Design optimization procedure using robustness for minimizing transmission error in spur and helical gears

This dissertation deals with the development of a procedure that incorporates manufacturing tolerances and operational variances in the design optimization stage to achieve designs with robust and optimal performance. The proposed procedure optimizes the expected value of a performance characteristic subject to a set of constraints and uses concepts from statistical design of experiments to approximate the expected value of a performance characteristic. The procedure incorporates uncertainties in design variables and variations in constraints due to uncertainty in design variables. This work discusses the following three methods to incorporate variations in constraints: (1) Method using heuristics that evaluates constraints at the worst combinations of design variables, (2) Method with built-in constraint variation that models constraints using first order Taylor expansion and (3) Method based on differentiating KKT optimality conditions. The methods developed in this dissertation enable engineers to design machine elements with optimum and robust performance. Design of spur and helical gears with minimum transmission error serves as the target application. A computer program called the Load Distribution Program (LDP) evaluates transmission error as a function of elastic properties of the gear mesh and errors in gear tooth profile.
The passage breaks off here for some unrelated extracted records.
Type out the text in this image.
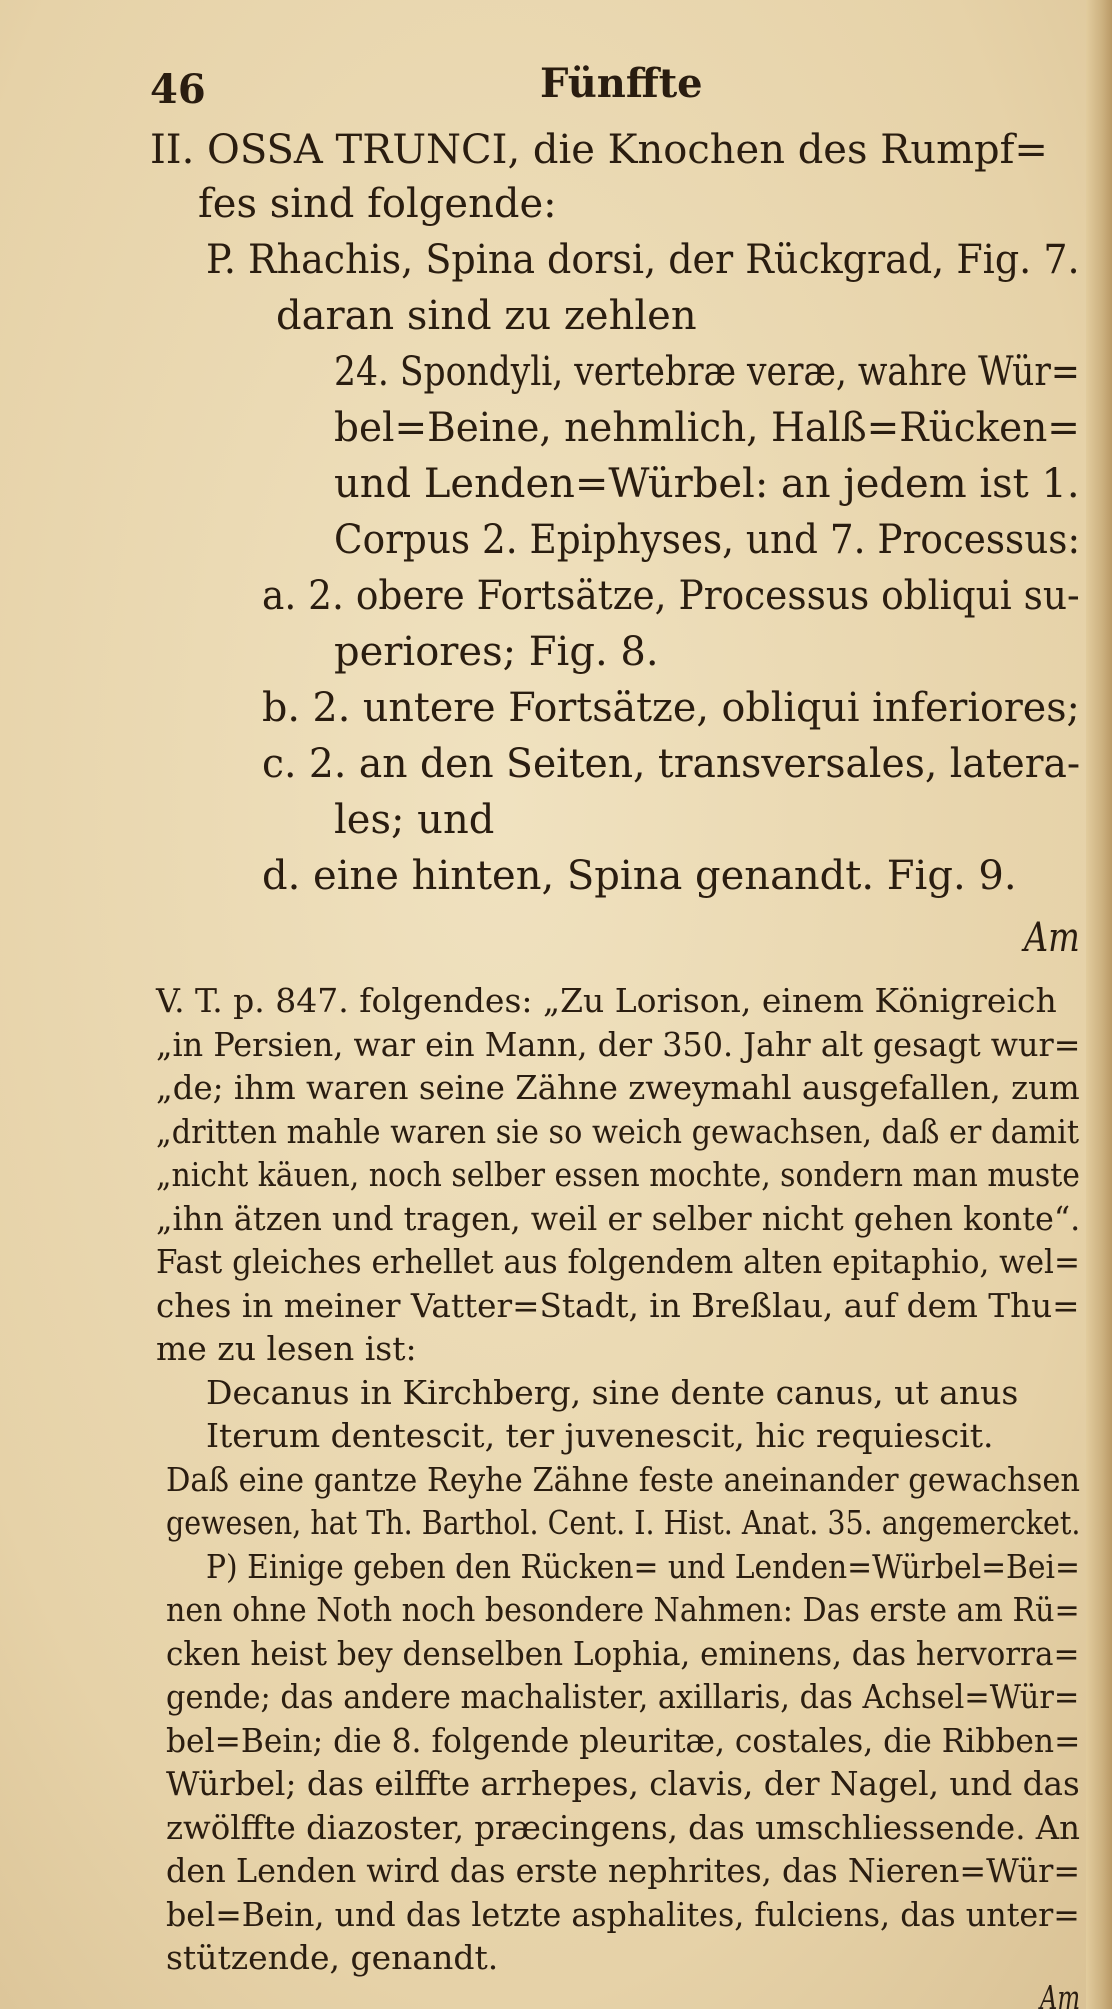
46	Fünffte
II. OSSA TRUNCI, die Knochen des Rumpf=
fes sind folgende:
P. Rhachis, Spina dorsi, der Rückgrad, Fig. 7.
daran sind zu zehlen
24. Spondyli, vertebræ veræ, wahre Wür=
bel=Beine, nehmlich, Halß=Rücken=
und Lenden=Würbel: an jedem ist 1.
Corpus 2. Epiphyses, und 7. Processus:
a. 2. obere Fortsätze, Processus obliqui su-
periores; Fig. 8.
b. 2. untere Fortsätze, obliqui inferiores;
c. 2. an den Seiten, transversales, latera-
les; und
d. eine hinten, Spina genandt. Fig. 9.
Am
V. T. p. 847. folgendes: „Zu Lorison, einem Königreich
„in Persien, war ein Mann, der 350. Jahr alt gesagt wur=
„de; ihm waren seine Zähne zweymahl ausgefallen, zum
„dritten mahle waren sie so weich gewachsen, daß er damit
„nicht käuen, noch selber essen mochte, sondern man muste
„ihn ätzen und tragen, weil er selber nicht gehen konte“.
Fast gleiches erhellet aus folgendem alten epitaphio, wel=
ches in meiner Vatter=Stadt, in Breßlau, auf dem Thu=
me zu lesen ist:
Decanus in Kirchberg, sine dente canus, ut anus
Iterum dentescit, ter juvenescit, hic requiescit.
Daß eine gantze Reyhe Zähne feste aneinander gewachsen
gewesen, hat Th. Barthol. Cent. I. Hist. Anat. 35. angemercket.
P) Einige geben den Rücken= und Lenden=Würbel=Bei=
nen ohne Noth noch besondere Nahmen: Das erste am Rü=
cken heist bey denselben Lophia, eminens, das hervorra=
gende; das andere machalister, axillaris, das Achsel=Wür=
bel=Bein; die 8. folgende pleuritæ, costales, die Ribben=
Würbel; das eilffte arrhepes, clavis, der Nagel, und das
zwölffte diazoster, præcingens, das umschliessende. An
den Lenden wird das erste nephrites, das Nieren=Wür=
bel=Bein, und das letzte asphalites, fulciens, das unter=
stützende, genandt.
Am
This dissertation characterizes transmission error by its peak to peak value. The two key gear design research issues addressed are: (1) Determination of optimal combination of geometric design variables like number of teeth, pressure angle that minimizes transmission error subject to constraints like minimum number of teeth to avoid undercut and maximum bending stress and (2) Finding the optimum tooth profile that not only minimizes transmission error but also is insensitive to manufacturing errors in tooth profile, shaft misalignment and torque variations. The statistical optimum shows considerable reduction in the sensitivity of transmission error to manufacturing errors, shaft misalignment and torque variation. This dissertation also identifies the effect of geometric design variables like number of teeth, pressure angle, helix angle, hob shift, diametral pitch and working depth on transmission error.